Сказав это, она размеренно поплыла к берегу. Аслауг, двинувшись за ней, спросила:
— Какая задачка?
— Температура воды! Даже если глубина озера около ста метров, то оно не может быть настолько холодным, что над водой заметен конденсирующийся пар. А он заметен.
— На что ты намекаешь? — спросил Юлиан, плывущий замыкающим.
— Сами догадайтесь. Кстати, насколько холодно внизу?
— Зверски холодно, — призналась Аслауг.
— Ясно, я так и думала. Отсюда какой вывод?
— Искусственное охлаждение, — откликнулся Юлиан, — озеро работает, как конденсатор атмосферной влаги, и за счет этого набирает воду из атмосферы.
— То-то и оно… — сказала Ликэ, — …Где-то около дна работает тепловой насос, который принудительно отводит тепло куда-то далеко от озера.
— Я поняла про пузырьки! — заявила Аслауг и, от гордости, сделала кувырок под водой.
— Что ты поняла? — спросил Юлиан.
— Это лед, вот что! Холодный хвост теплового насоса замораживает воду. Это были не пузырьки, а всплывающие гранулы льда. Такой финт с естественной циркуляцией.
— Если так, — прокомментировала Ликэ, — то ночью лед будет плавать на поверхности.
На этом тезисе (предполагавшем будущее наблюдение), они достигли пляжа, где сразу приступили к пиву. От прохладного пива на жарком солнце после выхода из довольно холодной воды получались необычные ощущения. Минуту все трое прислушивались к реакциям своего организма на такую гамму вкуса и температуры, и лишь затем начали осматриваться, в частности — ненавязчиво наблюдать за хиппи — соседями по пляжу.
Как уже отмечено, здешние хиппи были похожи на обычных европейских мальчишек и девчонок, только с какой-то модификацией генома, адаптирующей к жесткому солнцу. Кроме достаточно взрослых мальчишек и девчонок, тут наблюдались маленькие дети, в основном не старше двух лет. Малыши принадлежали к иной расе, чем взрослые…

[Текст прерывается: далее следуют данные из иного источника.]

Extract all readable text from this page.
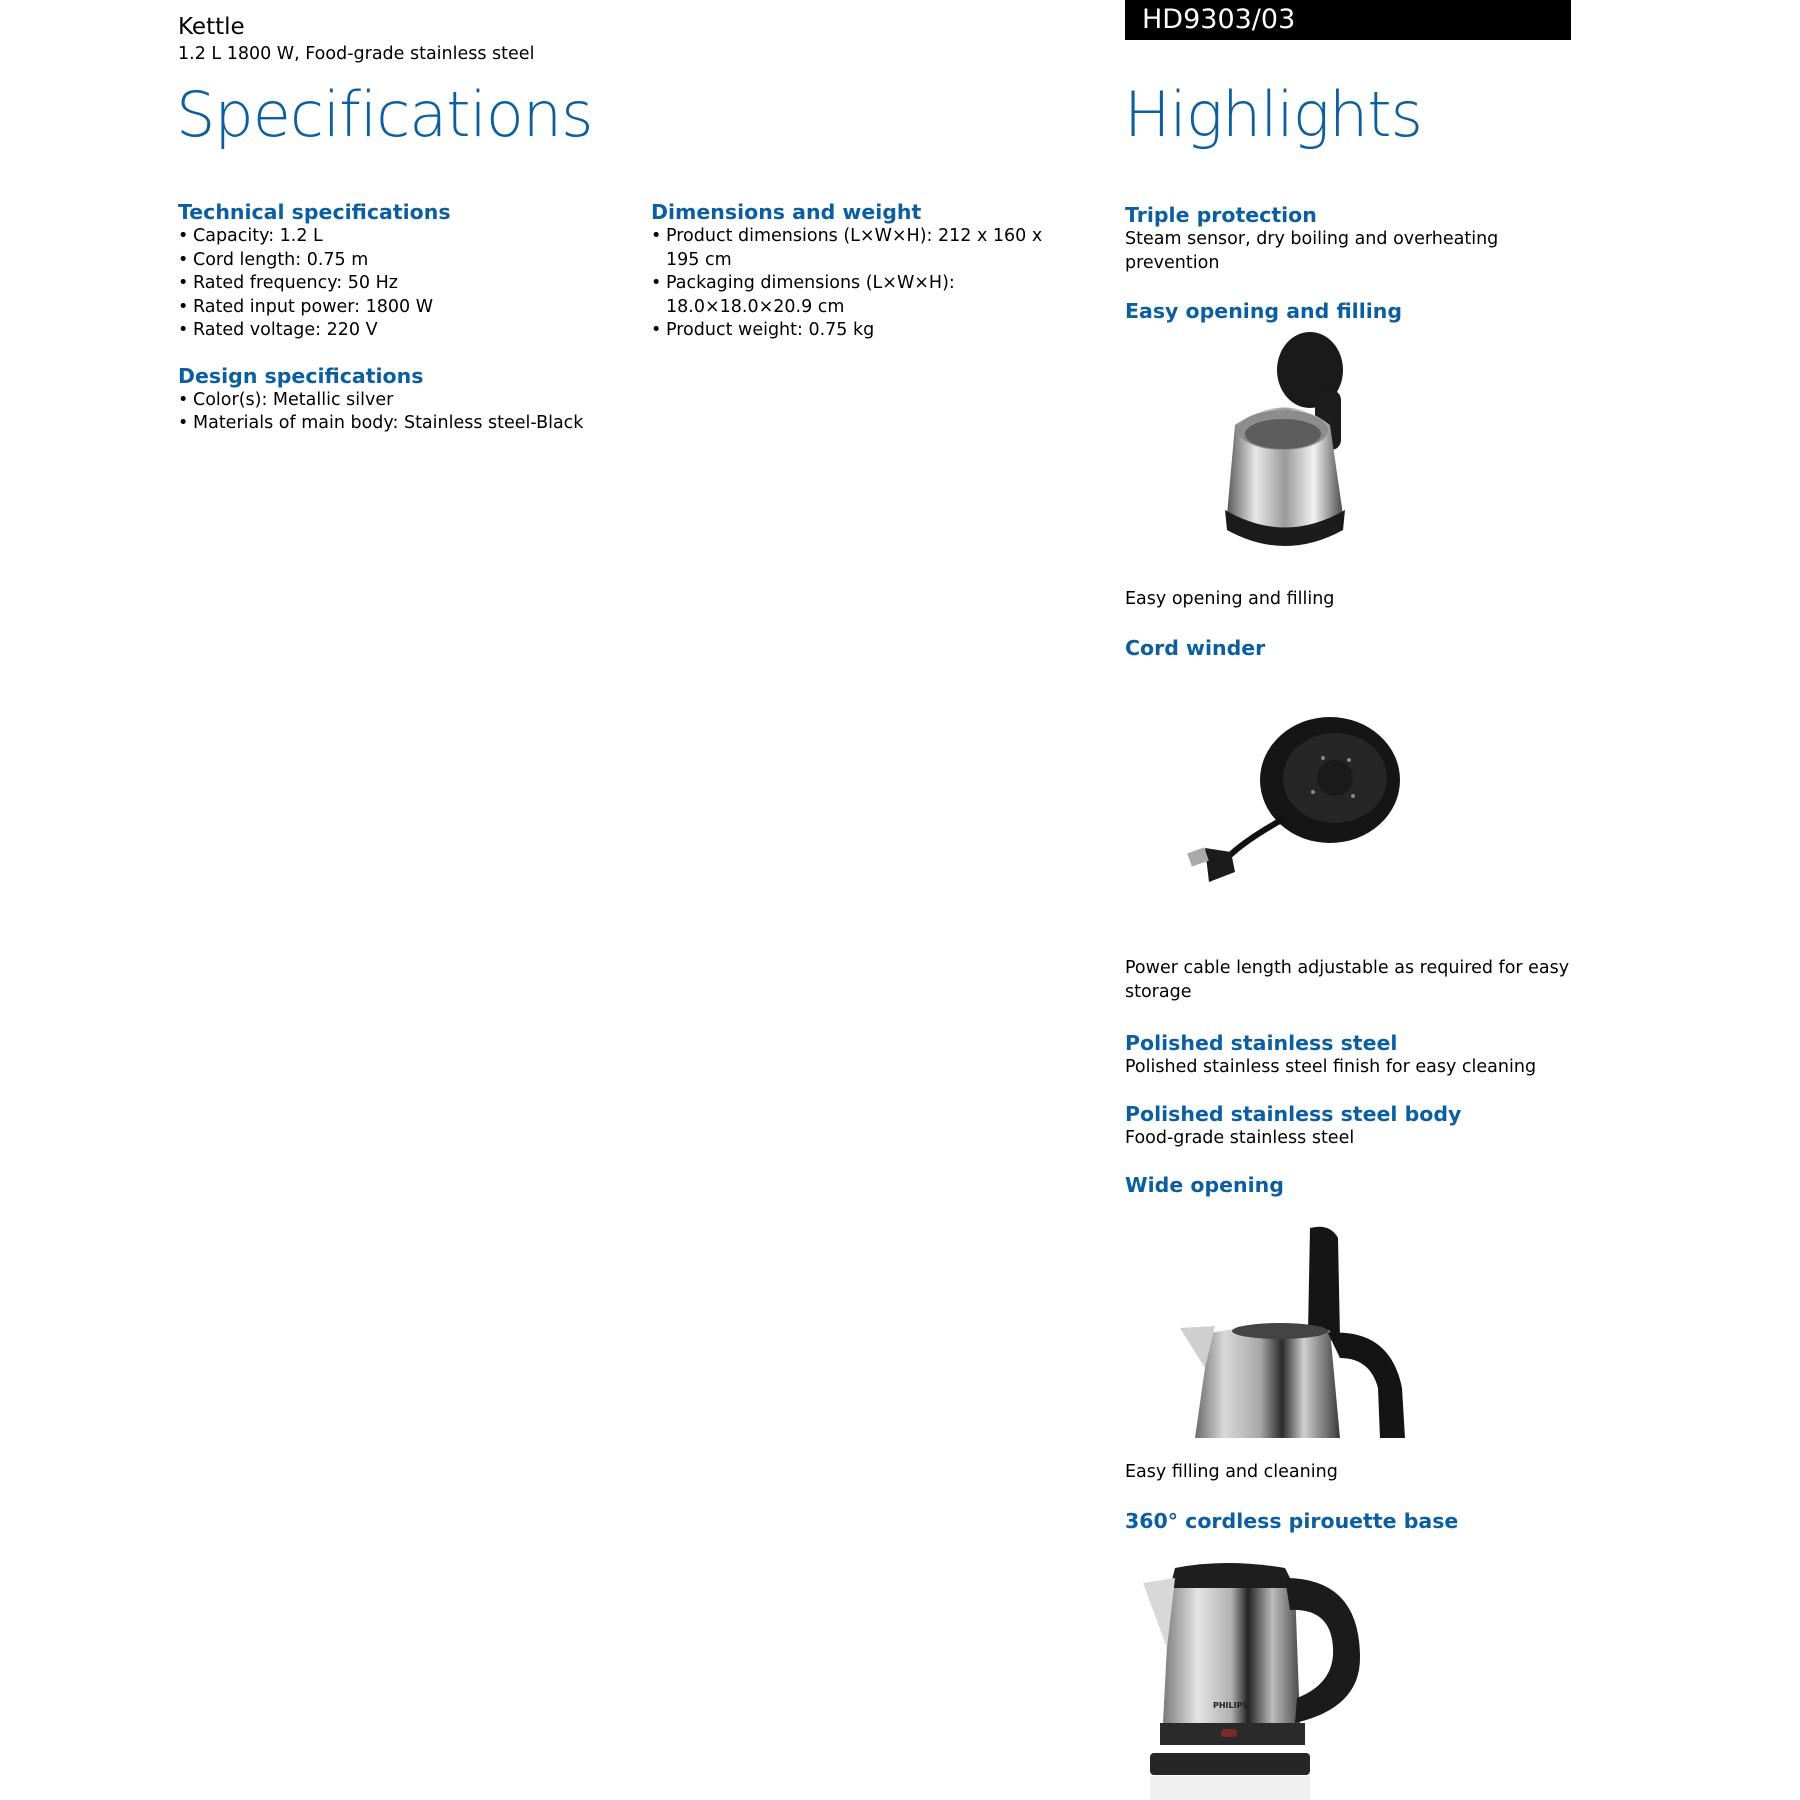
Kettle
1.2 L 1800 W, Food-grade stainless steel
HD9303/03
Specifications	Highlights
Technical specifications
• Capacity: 1.2 L
• Cord length: 0.75 m
• Rated frequency: 50 Hz
• Rated input power: 1800 W
• Rated voltage: 220 V
Design specifications
• Color(s): Metallic silver
• Materials of main body: Stainless steel-Black
Dimensions and weight
• Product dimensions (L×W×H): 212 x 160 x 195 cm
• Packaging dimensions (L×W×H): 18.0×18.0×20.9 cm
• Product weight: 0.75 kg
Triple protection
Steam sensor, dry boiling and overheating prevention
Easy opening and filling
Easy opening and filling
Cord winder
Power cable length adjustable as required for easy storage
Polished stainless steel
Polished stainless steel finish for easy cleaning
Polished stainless steel body
Food-grade stainless steel
Wide opening
Easy filling and cleaning
360° cordless pirouette base
PHILIPS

— Гм… — произнесла Ликэ Рэм… — Та девчонка точно этническая ирландка, и ни разу не рожала, но ведет себя, будто это ее малыш, хотя он кушитской или нилотской расы.
— Обычное дело с приемными детьми, взятыми в семью в первый год от роду, — заметил Юлиан, — а насчет расы: сообщества Верхней Ливии абсолютно безразличны к этому.
— Слушай, Ликэ, — вмешалась Аслауг, — а многоногая хрень наподобие паука, с которой играет голенький малыш около свалки… Эта хрень не слишком ядовитая?
— Мне отсюда не видно, что там, — сказала бельгийка, затем, порывшись в кармане своей куртки, брошенной на песок, извлекла портативный бинокль и поднесла к глазам.
До малыша было двадцать шагов, он сидел на корточках около кучи ржавого железа (в прошлом, вероятно, бронемашины армии Роммеля), и играл с крупным членистоногим (примерно дециметр размером). У членистоногого не было желания играть, оно хотело спрятаться от солнца в норку среди железных руин. Но малыш дергал его пальцами за передние лапы, провоцируя атаку, и отдергивая руку в последний момент.
— Черт побери! — прошептала Ликэ, — Это скорпион — андроктонус!
— Насколько будет плохо, если эта хрень ужалит? — спросил Юлиан.
— Будет очень плохо. От такой дозы нейротоксина может умереть взрослый мужчина.
— Пойду, предупрежу ирландку, — решила Аслауг, и уже собралась сделать это, однако ситуация изменилась. Малыш замешкался, жало скорпиона воткнулась в его ладошку между большим и указательным пальцем, и пляж огласился обиженным писком.
— Jebi se!.. — отреагировал Юлиан возгласом на хорватском, по смыслу и непечатности эквивалентным английскому возгласу «Fuck!».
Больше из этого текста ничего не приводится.